Household debt: Credit card debt, car loans, personal loans and home mortgages
According to NPR’s Morning Edition, Columbia professor David Beim said this about his chart:
The problem is us. The problem is not the banks, greedy though they may be, overpaid though they may be. The problem is us… We’ve been living very high on the hog. Our living standard has been rising dramatically in the last 25 years. And we have been borrowing much of the money to make that prosperity happen.
Morning Edition went on:
“From 2000 to 2008, it’s almost a hockey stick. It just goes dramatically upward,” Beim says. “It hits 100 percent of GDP. That is to say, currently, consumers owe $13 trillion when GDP is $13 trillion. That is a ton.”
This has happened before. The chart shows two peaks when consumer debt levels equaled the GDP: One occurred in 2007, the other in 1929.
And that scares Beim.
“That chart is the most striking piece of evidence that I have that what is happening to us is something that goes way beyond toxic assets in banks. It’s something that has little to do with the mechanics of mortgage securitization, or ethics on Wall Street, or anything else,” Beim says. “It says: The problem is us. The problem is not the banks, greedy though they may be, overpaid though they may be. The problem is us.”

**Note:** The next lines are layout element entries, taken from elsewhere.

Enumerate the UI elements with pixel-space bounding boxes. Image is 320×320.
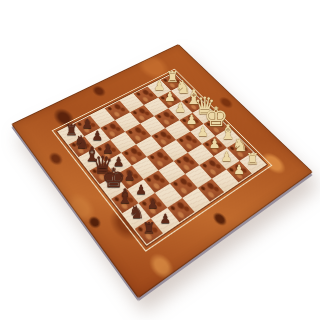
board-inner-border bbox=[52, 69, 273, 252]
board-grid bbox=[57, 72, 267, 246]
scene bbox=[0, 0, 320, 320]
photo-background: ♜♞♝♛♚♝♞♜♟♟♟♟♟♟♟♟♟♟♟♟♟♟♟♟♜♞♝♛♚♝♞♜ bbox=[0, 0, 320, 320]
chess-board bbox=[11, 44, 313, 298]
board-tilt bbox=[0, 0, 320, 320]
board-frame bbox=[11, 44, 313, 298]
board-shadow bbox=[0, 0, 320, 320]
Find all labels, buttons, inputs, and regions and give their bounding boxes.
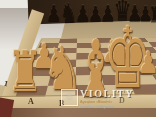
watermark-subtitle-1: Аукціон «Віоліті» xyxy=(80,100,112,104)
violity-watermark: ♕ VIOLITY Аукціон «Віоліті» auction.viol… xyxy=(61,89,155,115)
watermark-subtitle-2: auction.violity.com xyxy=(80,105,114,109)
watermark-text: VIOLITY Аукціон «Віоліті» auction.violit… xyxy=(80,89,155,115)
watermark-brand: VIOLITY xyxy=(80,89,134,99)
watermark-logo-box: ♕ xyxy=(61,89,78,106)
chess-set-photo: 1 A B D ♟♞♟♟♟♛♟♟♜♜♟♞♝♟♚♟ ♕ VIOLITY Аукці… xyxy=(0,0,156,117)
white-pawn-piece: ♟ xyxy=(138,48,156,78)
crown-icon: ♕ xyxy=(66,93,74,102)
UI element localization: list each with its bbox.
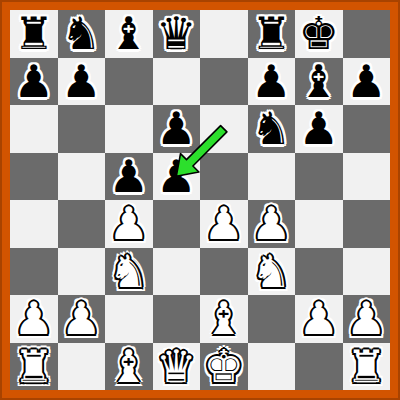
square-d2[interactable] [153,295,201,343]
piece-black-rook: ♜ [14,10,54,58]
square-e7[interactable] [200,58,248,106]
square-d3[interactable] [153,248,201,296]
piece-black-knight: ♞ [61,10,101,58]
piece-white-bishop: ♝ [204,295,244,343]
piece-black-rook: ♜ [251,10,291,58]
square-a2[interactable]: ♟ [10,295,58,343]
square-e5[interactable] [200,153,248,201]
square-a8[interactable]: ♜ [10,10,58,58]
square-h8[interactable] [343,10,391,58]
board-container: ♜♞♝♛♜♚♟♟♟♝♟♟♞♟♟♟♟♟♟♞♞♟♟♝♟♟♜♝♛♚♜ [10,10,390,390]
square-f6[interactable]: ♞ [248,105,296,153]
square-b6[interactable] [58,105,106,153]
square-f4[interactable]: ♟ [248,200,296,248]
square-h5[interactable] [343,153,391,201]
square-d6[interactable]: ♟ [153,105,201,153]
piece-white-pawn: ♟ [251,200,291,248]
piece-white-pawn: ♟ [61,295,101,343]
piece-white-rook: ♜ [14,343,54,391]
square-d4[interactable] [153,200,201,248]
piece-white-queen: ♛ [156,343,196,391]
square-g5[interactable] [295,153,343,201]
square-c4[interactable]: ♟ [105,200,153,248]
square-c3[interactable]: ♞ [105,248,153,296]
square-a7[interactable]: ♟ [10,58,58,106]
square-f7[interactable]: ♟ [248,58,296,106]
square-e8[interactable] [200,10,248,58]
square-f3[interactable]: ♞ [248,248,296,296]
square-g1[interactable] [295,343,343,391]
square-g8[interactable]: ♚ [295,10,343,58]
square-h1[interactable]: ♜ [343,343,391,391]
square-g2[interactable]: ♟ [295,295,343,343]
piece-black-pawn: ♟ [109,153,149,201]
square-f2[interactable] [248,295,296,343]
square-g7[interactable]: ♝ [295,58,343,106]
piece-white-rook: ♜ [346,343,386,391]
piece-white-pawn: ♟ [109,200,149,248]
square-a5[interactable] [10,153,58,201]
square-f5[interactable] [248,153,296,201]
square-e1[interactable]: ♚ [200,343,248,391]
chess-board: ♜♞♝♛♜♚♟♟♟♝♟♟♞♟♟♟♟♟♟♞♞♟♟♝♟♟♜♝♛♚♜ [10,10,390,390]
square-g6[interactable]: ♟ [295,105,343,153]
square-b1[interactable] [58,343,106,391]
square-a6[interactable] [10,105,58,153]
square-e6[interactable] [200,105,248,153]
square-d1[interactable]: ♛ [153,343,201,391]
piece-black-pawn: ♟ [156,153,196,201]
board-frame: ♜♞♝♛♜♚♟♟♟♝♟♟♞♟♟♟♟♟♟♞♞♟♟♝♟♟♜♝♛♚♜ [0,0,400,400]
piece-black-pawn: ♟ [346,58,386,106]
square-h6[interactable] [343,105,391,153]
square-h2[interactable]: ♟ [343,295,391,343]
square-b7[interactable]: ♟ [58,58,106,106]
square-h4[interactable] [343,200,391,248]
piece-white-pawn: ♟ [14,295,54,343]
square-b5[interactable] [58,153,106,201]
square-c7[interactable] [105,58,153,106]
square-f1[interactable] [248,343,296,391]
piece-black-pawn: ♟ [156,105,196,153]
square-a4[interactable] [10,200,58,248]
square-e4[interactable]: ♟ [200,200,248,248]
piece-black-pawn: ♟ [14,58,54,106]
piece-white-pawn: ♟ [346,295,386,343]
square-g4[interactable] [295,200,343,248]
piece-black-pawn: ♟ [251,58,291,106]
square-a1[interactable]: ♜ [10,343,58,391]
square-c6[interactable] [105,105,153,153]
square-g3[interactable] [295,248,343,296]
square-f8[interactable]: ♜ [248,10,296,58]
square-b3[interactable] [58,248,106,296]
piece-black-pawn: ♟ [299,105,339,153]
square-e2[interactable]: ♝ [200,295,248,343]
square-c8[interactable]: ♝ [105,10,153,58]
square-d8[interactable]: ♛ [153,10,201,58]
square-h3[interactable] [343,248,391,296]
piece-black-king: ♚ [299,10,339,58]
piece-white-king: ♚ [204,343,244,391]
square-b8[interactable]: ♞ [58,10,106,58]
square-h7[interactable]: ♟ [343,58,391,106]
square-d7[interactable] [153,58,201,106]
piece-black-queen: ♛ [156,10,196,58]
piece-white-bishop: ♝ [109,343,149,391]
square-c2[interactable] [105,295,153,343]
piece-white-knight: ♞ [109,248,149,296]
piece-white-pawn: ♟ [204,200,244,248]
piece-white-knight: ♞ [251,248,291,296]
piece-black-pawn: ♟ [61,58,101,106]
piece-black-bishop: ♝ [109,10,149,58]
piece-white-pawn: ♟ [299,295,339,343]
square-e3[interactable] [200,248,248,296]
piece-black-knight: ♞ [251,105,291,153]
square-b4[interactable] [58,200,106,248]
square-a3[interactable] [10,248,58,296]
square-b2[interactable]: ♟ [58,295,106,343]
piece-black-bishop: ♝ [299,58,339,106]
square-c1[interactable]: ♝ [105,343,153,391]
square-c5[interactable]: ♟ [105,153,153,201]
square-d5[interactable]: ♟ [153,153,201,201]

We have overborrowed, Beim says: “We’ve been living very high on the hog. Our living standard has been rising dramatically in the last 25 years. And we have been borrowing much of the money to make that prosperity happen.”
I don’t totally agree with Mr. Beim – that banks are not the problem. It takes two to tangle and create such a crisis.
Back in the late 1970’s after I graduated with an engineering degree, I could barely get a gasoline credit card. It wasn’t until 1984, that I was able to get a major credit card. Since then, I, and millions of others, easily added other cards and refused many many credit card offers.
Back in 1992, when we got a home loan, we went though weeks of “interrogation” before it was approved.
Look where we are now. First, it was easy credit cards, then zero interest car loans, and finally easy unrealistic home loans to satisfy investor greed. Who made it so easy? Who couldn’t resist the temptation to move up or get rich quick?